LibreOffice 26.8 choisit la confidentialité et refuse l’intelligence artificielle

Alors que l’industrie technologique, menée par Microsoft, intègre massivement l’IA dans tous ses logiciels, The Document Foundation prend une direction radicalement opposée. Avec le lancement de LibreOffice 26.8, la fondation ne présente pas l’absence d’IA comme un manque, mais comme un choix délibéré et stratégique. Cette décision garantit qu’aucun document n’est envoyé vers des serveurs distants pour analyse, et qu’aucune fonctionnalité ne nécessite une connexion internet pour opérer.
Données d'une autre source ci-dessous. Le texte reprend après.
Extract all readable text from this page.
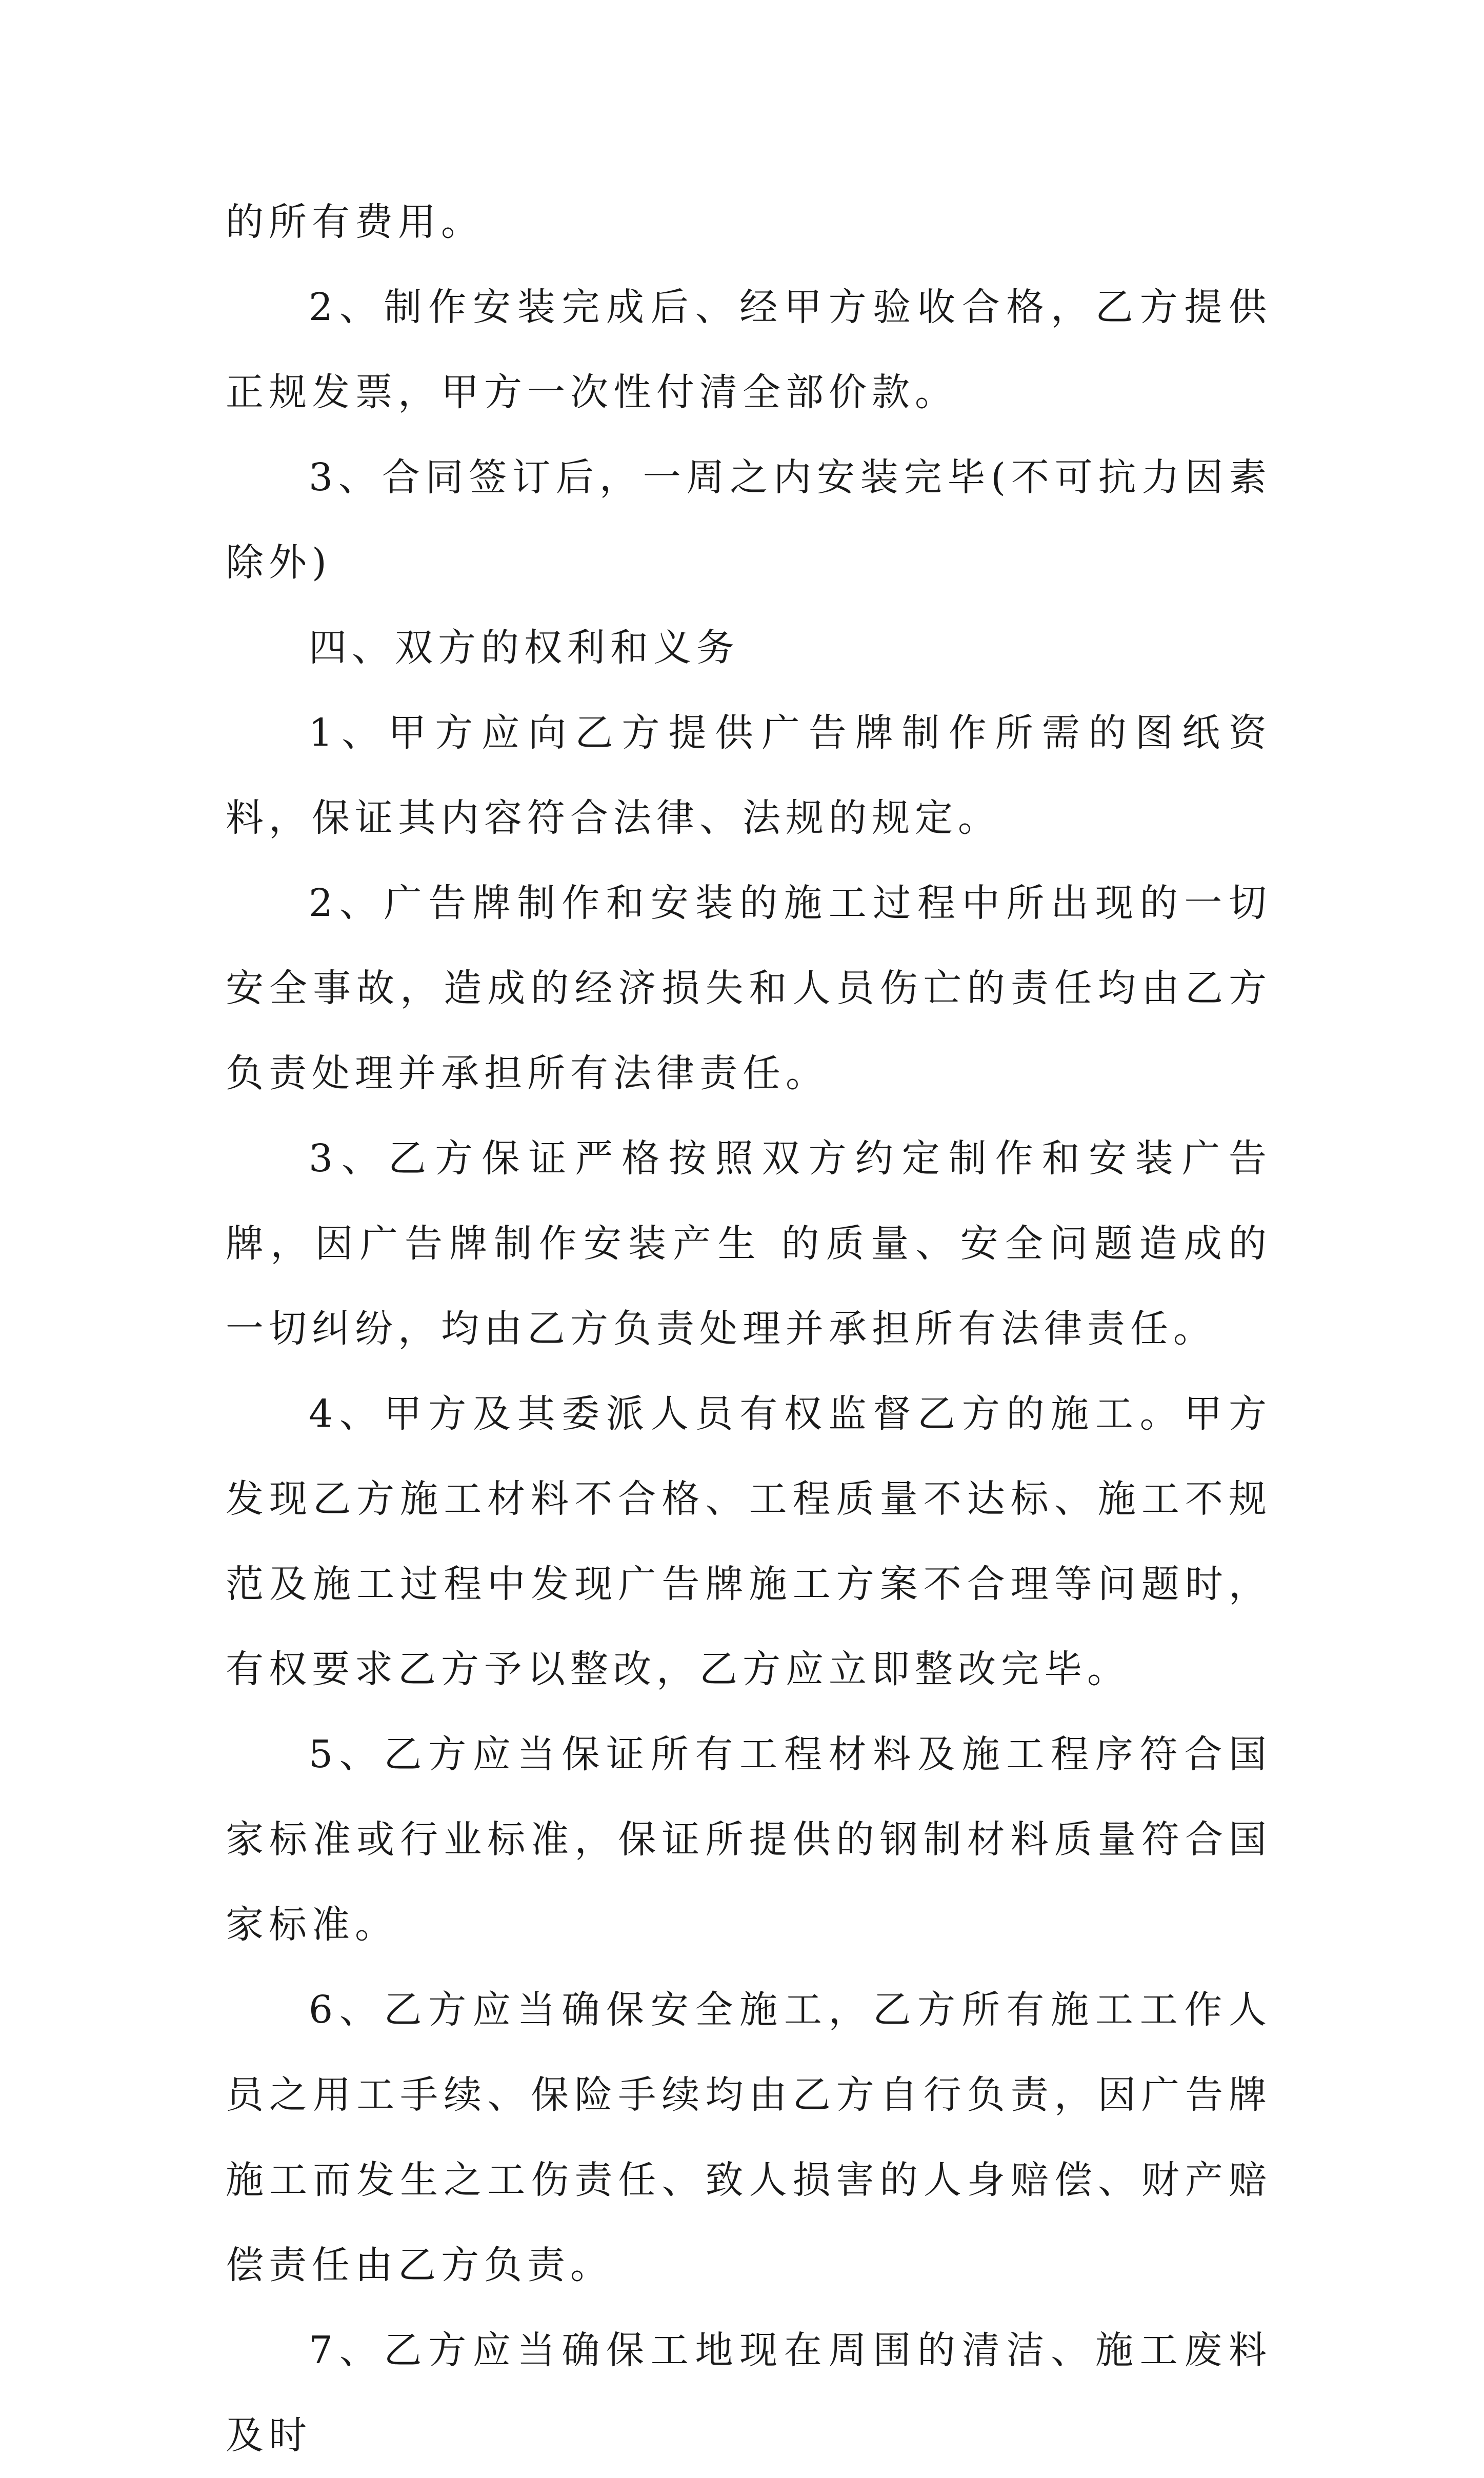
的所有费用。

2、制作安装完成后、经甲方验收合格，乙方提供正规发票，甲方一次性付清全部价款。

3、合同签订后，一周之内安装完毕(不可抗力因素除外)

四、双方的权利和义务

1、甲方应向乙方提供广告牌制作所需的图纸资料，保证其内容符合法律、法规的规定。

2、广告牌制作和安装的施工过程中所出现的一切安全事故，造成的经济损失和人员伤亡的责任均由乙方负责处理并承担所有法律责任。

3、乙方保证严格按照双方约定制作和安装广告牌，因广告牌制作安装产生 的质量、安全问题造成的一切纠纷，均由乙方负责处理并承担所有法律责任。

4、甲方及其委派人员有权监督乙方的施工。甲方发现乙方施工材料不合格、工程质量不达标、施工不规范及施工过程中发现广告牌施工方案不合理等问题时，有权要求乙方予以整改，乙方应立即整改完毕。

5、乙方应当保证所有工程材料及施工程序符合国家标准或行业标准，保证所提供的钢制材料质量符合国家标准。

6、乙方应当确保安全施工，乙方所有施工工作人员之用工手续、保险手续均由乙方自行负责，因广告牌施工而发生之工伤责任、致人损害的人身赔偿、财产赔偿责任由乙方负责。

7、乙方应当确保工地现在周围的清洁、施工废料及时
Quel est le pari de LibreOffice face à l’IA omniprésente ?
La position de LibreOffice est un argument de poids l’autonomie numérique. The Document Foundation insiste sur un point crucial : la seule garantie de sécurité pour des données sensibles, qu’elles soient personnelles, professionnelles ou juridiquement protégées, est qu’elles ne quittent jamais l’ordinateur de l’utilisateur. Ce parti pris contraste fortement avec la stratégie de Microsoft qui pousse son assistant Copilot dans toutes les strates de Windows et de sa suite Office.
Cette philosophie va au-delà de l’intelligence artificielle. La suite reste entièrement gratuite, sans publicité, sans télémétrie et sans abonnement ou compte obligatoire. La seule concession est une discrète bannière invitant aux dons, qui finance le développement mais n’interrompt jamais l’utilisation des logiciels. Ce modèle séduit de plus en plus, notamment dans le contexte éducatif et académique où la confidentialité et l’intégrité sont primordiales.
Quelles sont les améliorations concrètes de cette version 26.8 ?
Loin de stagner, LibreOffice 26.8 apporte une vague de nouveautés fonctionnelles significatives. Le traitement de texte Writer bénéficie notamment du « Paragraph Composer », un nouvel algorithme qui améliore considérablement la justification du texte. Il équilibre l’espacement des mots sur plusieurs lignes pour un rendu visuel plus homogène et professionnel, mettant fin aux écarts disgracieux.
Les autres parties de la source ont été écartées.